As a Muslim woman, who navigates her Britishness, religion and queerness – she felt an abundant importance in telling these stories "For me personally, it was both emotionally challenging and liberating to embrace such a reputable stage and speak openly about my identity through poetry. Queer Muslim wxmen are often made to feel and act invisible; it is a political act in itself to give light to our existence, and to show we are here in abundance. There is power in seeing that people can hold onto their faith, alongside their sexuality with equal pride and without compromising one for the other."
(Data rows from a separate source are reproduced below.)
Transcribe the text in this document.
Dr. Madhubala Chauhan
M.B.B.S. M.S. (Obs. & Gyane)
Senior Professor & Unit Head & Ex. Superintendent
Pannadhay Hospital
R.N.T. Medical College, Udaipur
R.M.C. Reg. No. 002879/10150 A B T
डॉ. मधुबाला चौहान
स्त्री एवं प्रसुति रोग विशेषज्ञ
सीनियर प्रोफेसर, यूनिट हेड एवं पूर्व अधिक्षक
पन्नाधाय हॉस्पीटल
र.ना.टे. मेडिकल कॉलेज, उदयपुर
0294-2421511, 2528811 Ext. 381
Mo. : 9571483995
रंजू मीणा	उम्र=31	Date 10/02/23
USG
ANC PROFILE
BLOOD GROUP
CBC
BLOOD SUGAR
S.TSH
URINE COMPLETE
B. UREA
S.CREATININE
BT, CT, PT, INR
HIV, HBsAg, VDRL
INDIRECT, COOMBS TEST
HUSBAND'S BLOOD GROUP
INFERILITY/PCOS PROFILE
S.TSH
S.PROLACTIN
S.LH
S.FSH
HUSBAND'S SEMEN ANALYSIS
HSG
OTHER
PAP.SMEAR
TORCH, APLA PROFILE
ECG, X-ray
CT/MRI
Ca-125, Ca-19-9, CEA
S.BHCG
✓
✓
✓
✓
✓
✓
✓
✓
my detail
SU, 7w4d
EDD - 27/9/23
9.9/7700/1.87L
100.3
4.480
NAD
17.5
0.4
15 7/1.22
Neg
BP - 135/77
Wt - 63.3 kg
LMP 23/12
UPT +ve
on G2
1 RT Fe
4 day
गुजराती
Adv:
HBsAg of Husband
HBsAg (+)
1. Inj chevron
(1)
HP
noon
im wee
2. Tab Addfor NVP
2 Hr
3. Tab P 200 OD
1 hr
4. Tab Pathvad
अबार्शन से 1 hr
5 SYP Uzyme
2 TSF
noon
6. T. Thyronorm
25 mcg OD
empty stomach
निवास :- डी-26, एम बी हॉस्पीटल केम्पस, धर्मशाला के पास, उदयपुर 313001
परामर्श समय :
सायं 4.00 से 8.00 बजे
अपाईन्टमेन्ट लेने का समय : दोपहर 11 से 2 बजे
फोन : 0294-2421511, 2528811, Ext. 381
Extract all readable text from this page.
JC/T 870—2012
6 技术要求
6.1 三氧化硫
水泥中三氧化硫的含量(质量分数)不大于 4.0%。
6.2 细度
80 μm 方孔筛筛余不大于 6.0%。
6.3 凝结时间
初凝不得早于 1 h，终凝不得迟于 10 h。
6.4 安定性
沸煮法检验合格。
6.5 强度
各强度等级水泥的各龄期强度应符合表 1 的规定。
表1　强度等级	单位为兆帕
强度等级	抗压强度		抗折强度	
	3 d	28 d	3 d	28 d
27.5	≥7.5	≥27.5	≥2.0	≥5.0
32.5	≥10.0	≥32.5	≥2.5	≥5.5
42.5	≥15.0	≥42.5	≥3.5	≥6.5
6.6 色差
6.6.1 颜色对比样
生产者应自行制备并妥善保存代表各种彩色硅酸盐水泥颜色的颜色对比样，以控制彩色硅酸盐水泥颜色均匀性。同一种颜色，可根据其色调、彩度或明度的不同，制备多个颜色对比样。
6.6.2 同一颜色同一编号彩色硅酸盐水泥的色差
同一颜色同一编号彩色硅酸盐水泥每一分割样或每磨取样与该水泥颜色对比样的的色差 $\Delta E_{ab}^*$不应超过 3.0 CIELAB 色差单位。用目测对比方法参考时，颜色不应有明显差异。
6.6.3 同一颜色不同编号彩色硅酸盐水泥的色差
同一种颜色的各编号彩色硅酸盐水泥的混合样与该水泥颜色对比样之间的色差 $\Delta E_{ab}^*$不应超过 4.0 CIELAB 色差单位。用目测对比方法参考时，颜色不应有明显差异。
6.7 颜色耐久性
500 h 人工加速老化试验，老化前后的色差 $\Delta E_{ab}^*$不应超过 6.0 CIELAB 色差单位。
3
But why Shakespeare? “For centuries, the domains of Shakespearean scholarship and theatre performance have been predominantly white, and what that tells people is that it is something only privileged people can access. Shakespeare’s Globe has spent the last two decades finding ways to make Shakespeare more accessible - now we can listen to people from as diverse a range of backgrounds as possible, to tell their stories and claim ownership of Shakespeare” explains Dr Karim-Cooper.

 Photography by Pete Le May

Photography by Pete Le May

A performance from Naeem Hayat resonates with viewers as he re-enacts reactions when travelling on public transport with his gym bag. He laughs at why he would kill himself while wearing a vintage top and ‘’bring so much attention to himself’ with bright red trainers. You hear the frustration in the jokes – you know he’s told them a few times. There’s a difference between being palatable to the white gaze with these jokes and it’s another to share common frustrations with those who understand.

The night stage was beautiful, the people just as stunning and the stories. The stories really hit home.  A discussion about mere existence varies from sexual abuse to physical assault, and it’s not a one-off story. How you know is by looking around the audience and watching those nod their heads in exasperation.